Much of the fentanyl found in the U.S., and the ingredients used to make it, come from Mexico and China, Murphy said.

It’s cheaper to make street drugs by cutting them with fentanyl, Murphy said. Selling fentanyl to unsuspecting buyers allows drug dealers to increase profits while attracting repeat customers, he said, if their first dose isn’t lethal.

The sharpened tips of one or two lead pencils roughly equates to a deadly dose of fentanyl, Murphy said.

Little quality control goes into the making of street-style fentanyl, Murphy said, crafted in “clandestine jungle labs” like bathtubs by people who care more for profit than human life.

The DEA tries to nab high-profile drug traffickers before fentanyl hits the streets, Murphy said. With every pill that slips through the cracks, more lives are lost, he said.

Georgia’s Department of Behavioral Health and Developmental Disabilities has a two-year, $39 million federal grant ending in September to combat the opioid epidemic. Some funds are used to deliver naloxone to first responders and teach them how to use it, said Brian Le, who oversees the prevention side of the grant.
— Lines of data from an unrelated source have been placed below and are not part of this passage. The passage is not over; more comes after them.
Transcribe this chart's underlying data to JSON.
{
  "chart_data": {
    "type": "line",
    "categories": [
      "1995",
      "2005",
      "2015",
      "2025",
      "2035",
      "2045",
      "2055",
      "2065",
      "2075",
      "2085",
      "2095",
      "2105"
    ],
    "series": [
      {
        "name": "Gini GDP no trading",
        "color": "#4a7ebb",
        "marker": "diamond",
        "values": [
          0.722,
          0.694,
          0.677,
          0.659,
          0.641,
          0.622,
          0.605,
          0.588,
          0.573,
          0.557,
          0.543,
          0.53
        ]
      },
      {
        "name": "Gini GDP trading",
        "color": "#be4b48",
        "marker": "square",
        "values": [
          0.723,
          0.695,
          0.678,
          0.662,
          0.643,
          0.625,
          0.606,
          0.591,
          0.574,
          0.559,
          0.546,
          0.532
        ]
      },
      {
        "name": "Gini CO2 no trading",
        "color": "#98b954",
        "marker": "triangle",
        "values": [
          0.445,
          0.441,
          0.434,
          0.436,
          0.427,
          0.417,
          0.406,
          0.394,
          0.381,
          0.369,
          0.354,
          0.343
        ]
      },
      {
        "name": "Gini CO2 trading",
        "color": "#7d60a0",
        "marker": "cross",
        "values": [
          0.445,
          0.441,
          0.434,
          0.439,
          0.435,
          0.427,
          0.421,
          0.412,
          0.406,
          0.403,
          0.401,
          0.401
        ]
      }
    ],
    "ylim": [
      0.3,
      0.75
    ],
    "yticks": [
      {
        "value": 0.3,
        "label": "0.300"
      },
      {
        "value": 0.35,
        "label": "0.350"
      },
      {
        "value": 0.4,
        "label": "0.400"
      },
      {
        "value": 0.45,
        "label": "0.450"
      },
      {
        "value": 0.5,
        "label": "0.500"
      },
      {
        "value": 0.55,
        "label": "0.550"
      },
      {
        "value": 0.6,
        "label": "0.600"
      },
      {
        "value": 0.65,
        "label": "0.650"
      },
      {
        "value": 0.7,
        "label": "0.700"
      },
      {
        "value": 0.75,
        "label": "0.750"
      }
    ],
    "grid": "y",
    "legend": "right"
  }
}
Naloxone, commonly known by the brand name Narcan, works by reversing the side effects of an overdose until a victim can receive further treatment. It’s used as a nasal spray, similar to allergy medicines.

The pandemic not only took a toll on people physically but mentally. Some people turned to self-medicating to cope, which may explain some of the rise in opioid overdoses, Le said.

Others, some of them teenagers, wanted to try a drug that turned out to be something else altogether.

“I try to educate folks that it can happen to anybody,” Kathi Abraham said. “... Kids are out partying, think they need something to take the edge off or something to keep them awake for studies. (Fentanyl) can be in anything right now.”


How to get help

In an immediate emergency, call 911. If you or a loved one struggles with substance abuse, you can call the Georgia Crisis and Access Line at 1-800-715-4225.

Naloxone can be purchased over-the-counter in Georgia without a prescription. Laws exist that protect people from prosecution who call seeking help in the event of an overdose.

There are several symptoms of fentanyl overdose, including nausea, vomiting, cold and clammy skin, blue-colored lips and fingernails, slowed or stopped breathing and decreased heart rate.